Besides purely instrumental thrills, several mobs have sung famous operas into the streets of the peasants. An unstructured version of the Gypsy Song from Carmen was performed spontaneously at a Whole Foods in New York City. With the trianglist clinking away by the nectarines and a flutist chilling by the pears, the zesty Spanish vibe leapt out of the fruit aisle and into the hearts of the shoppers. The vocalists (with Anna Yelizarova as Carmen) were creepily dancing along with the One World Symphony until their mouths opened and a thousand rays of beauty and skill shone through. Imagine dashing to the grocery store for dried apricots, and you end up leaving with a musical treat that would’ve ordinarily cost $100. Surprisingly, this performance was thrown together willy-nilly in only two days, Anna Yelizarova throwing on a spicy red dress and transforming into Carmen overnight. Watch this fruitful show here.

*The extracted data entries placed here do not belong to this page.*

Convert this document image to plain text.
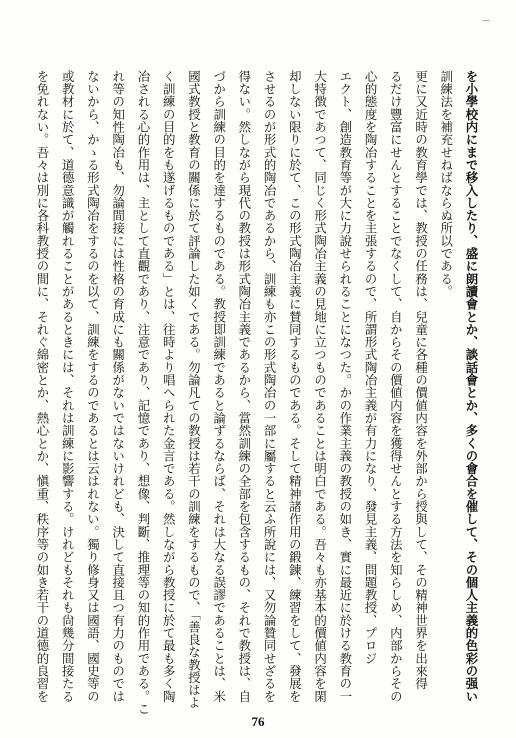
—
を小學校内にまで移入したり、盛に朗讀會とか、談話會とか、多くの會合を催して、その個人主義的色彩の强い
訓練法を補充せねばならぬ所以である。
更に又近時の教育學では、教授の任務は、兒童に各種の價値内容を外部から授與して、その精神世界を出來得
るだけ豐富にせんとすることでなくして、自からその價値内容を獲得せんとする方法を知らしめ、内部からその
心的態度を陶冶することを主張するので、所謂形式陶冶主義が有力になり、發見主義、問題教授、プロジ
エクト、創造教育等が大に力說せられることになつた。かの作業主義の教授の如き、實に最近に於ける教育の一
大特徴であつて、同じく形式陶冶主義の見地に立つものであることは明白である。吾々も亦基本的價値内容を閑
却しない限りに於て、この形式陶冶主義に賛同するものである。そして精神諸作用の鍛錬、練習をして、發展を
させるのが形式的陶冶であるから、訓練も亦この形式陶冶の一部に屬すると云ふ所說には、又勿論贊同せざるを
得ない。然しながら現代の教授は形式陶冶主義であるから、當然訓練の全部を包含するもの、それで教授は、自
づから訓練の目的を達するものである。教授即訓練であると論ずるならば、それは大なる誤謬であることは、米
國式教授と教育の關係に於て評論した如くである。勿論凡ての教授は若干の訓練をするもので、「善良な教授はよ
く訓練の目的をも遂げるものである」とは、往時より唱へられた金言である。然しながら教授に於て最も多く陶
冶される心的作用は、主として直觀であり、注意であり、記憶であり、想像、判斷、推理等の知的作用である。こ
れ等の知性陶冶も、勿論間接には性格の育成にも關係がないではないけれども、決して直接且つ有力のものでは
ないから、かゝる形式陶冶をするのを以て、訓練をするのであるとは云はれない。獨り修身又は國語、國史等の
或教材に於て、道德意識が觸れることがあるときには、それは訓練に影響する。けれどもそれも尙幾分間接たる
を免れない。吾々は別に各科教授の間に、それぐ綿密とか、熱心とか、愼重、秩序等の如き若干の道德的良習を
76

Orchestral and operatic flash mobs are truly a delight because all the smiles, the stunned glances, the unbridled look of joy on the musicians’ faces are real and unrehearsed. The first violin doesn’t have to twirl herself up into a veil of pretension, but just play and play until the border between her worn fingers and glossy strings becomes blurred. Empowering songs that unite (i.e. Beethoven’s Ninth) or damning tunes that strike fear into your heart as you’re at a railway station (i.e. Carmina Burana) only become more piercing at unusual locations and unsuspected times. Bolero becomes the hymn of the trains, Carmen the theme song of tasty kumquats, and Grieg fills a quintessential “quaint” European town with class, the stones and centuries’ old buildings truly echoing the Halls of the Mountain King.